BRANDON — Crime is down in eastern Hillsborough County this year, but one category is up: unarmed residential burglaries.
There has been an increase in break-ins, many of them occurring during the day when residents are at work, said local district commanders Maj. Ronald Hartley and Maj. Clyde Eisenberg.
The break-ins are not confined to any one area, but some of the worst spots south of Lumsden Road include South Brandon and the U.S. 301 corridor, south of Big Bend Road, Hartley said.
Eisenberg, whose district covers eastern Hillsborough County north of Lumsden Road, said criminals have been targeting rural mid- to upper-class homes.
One of the common modes of operation is for the criminals to knock on a door, and if nobody answers, break in either through the front door or from the back of the house.
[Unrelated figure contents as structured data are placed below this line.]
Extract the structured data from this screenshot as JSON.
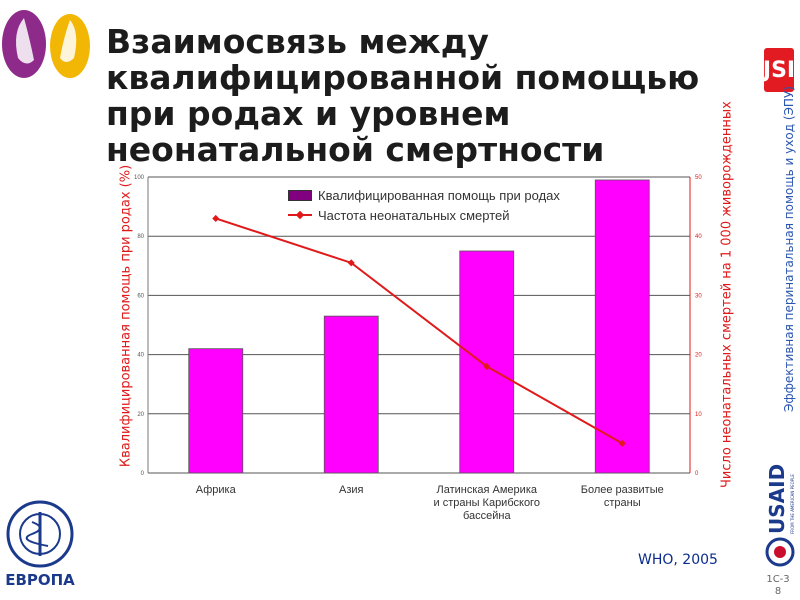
{
  "title": "Взаимосвязь между\nквалифицированной помощью\nпри родах и уровнем\nнеонатальной смертности",
  "side_text": "Эффективная перинатальная помощь и уход (ЭПУ)",
  "logos": {
    "jsi": "JSI",
    "usaid": "USAID",
    "usaid_tagline": "FROM THE AMERICAN PEOPLE",
    "who_region": "ЕВРОПА"
  },
  "source": "WHO, 2005",
  "page_number": "1С-3\n8",
  "colors": {
    "bar": "#ff00ff",
    "line": "#e01a1a",
    "title": "#1c1c1c",
    "side": "#2b56b0",
    "source": "#0b2c8c"
  },
  "chart_data": {
    "type": "bar",
    "categories": [
      "Африка",
      "Азия",
      "Латинская Америка\nи страны Карибского\nбассейна",
      "Более развитые\nстраны"
    ],
    "series": [
      {
        "name": "Квалифицированная помощь при родах",
        "type": "bar",
        "axis": "left",
        "values": [
          42,
          53,
          75,
          99
        ]
      },
      {
        "name": "Частота неонатальных смертей",
        "type": "line",
        "axis": "right",
        "values": [
          43,
          35.5,
          18,
          5
        ]
      }
    ],
    "ylabel_left": "Квалифицированная помощь при родах (%)",
    "ylabel_right": "Число неонатальных смертей на 1 000 живорожденных",
    "ylim_left": [
      0,
      100
    ],
    "ylim_right": [
      0,
      50
    ],
    "yticks_left": [
      "0",
      "20",
      "40",
      "60",
      "80",
      "100"
    ],
    "yticks_right": [
      "0",
      "10",
      "20",
      "30",
      "40",
      "50"
    ],
    "grid": true,
    "legend": "top-center"
  }
}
The criminals work in loosely organized groups and avoid residents, the majors said. They aren't out to rob or attack people.
"They just want the property," Eisenberg said. Big-screen televisions are a big draw, he said, because they can be easily resold.
Often, criminals will go from car to car in apartment complexes, trying the doors. They skip the locked vehicles and take valuables from the unlocked ones, Hartley said.
"They call it car hopping," Hartley said.
Because the criminals want to quickly get in and out of cars and homes, the best way to deter them is to make it difficult.
Some of the Sheriff's Office's tips seem common sense: For instance, lock your doors.
Others may take some research. There are devices that stop sliding doors from opening and timers that will turn on lights at a certain time each day, giving the appearance that someone is home.
Eisenberg suggests an alarm.
"A dog is probably the best … a dog that barks," he said.
As for the Sheriff's Office, Hartley said deputies are conducting surveillance on problem areas, sometimes undercover. They want to deter crime and catch the people in the act so they can charge them.
Hartley said he's hopeful because the odds are in the deputies' favor.
"The bad guys have to be lucky every time," Hartley said. "I only have to be lucky once."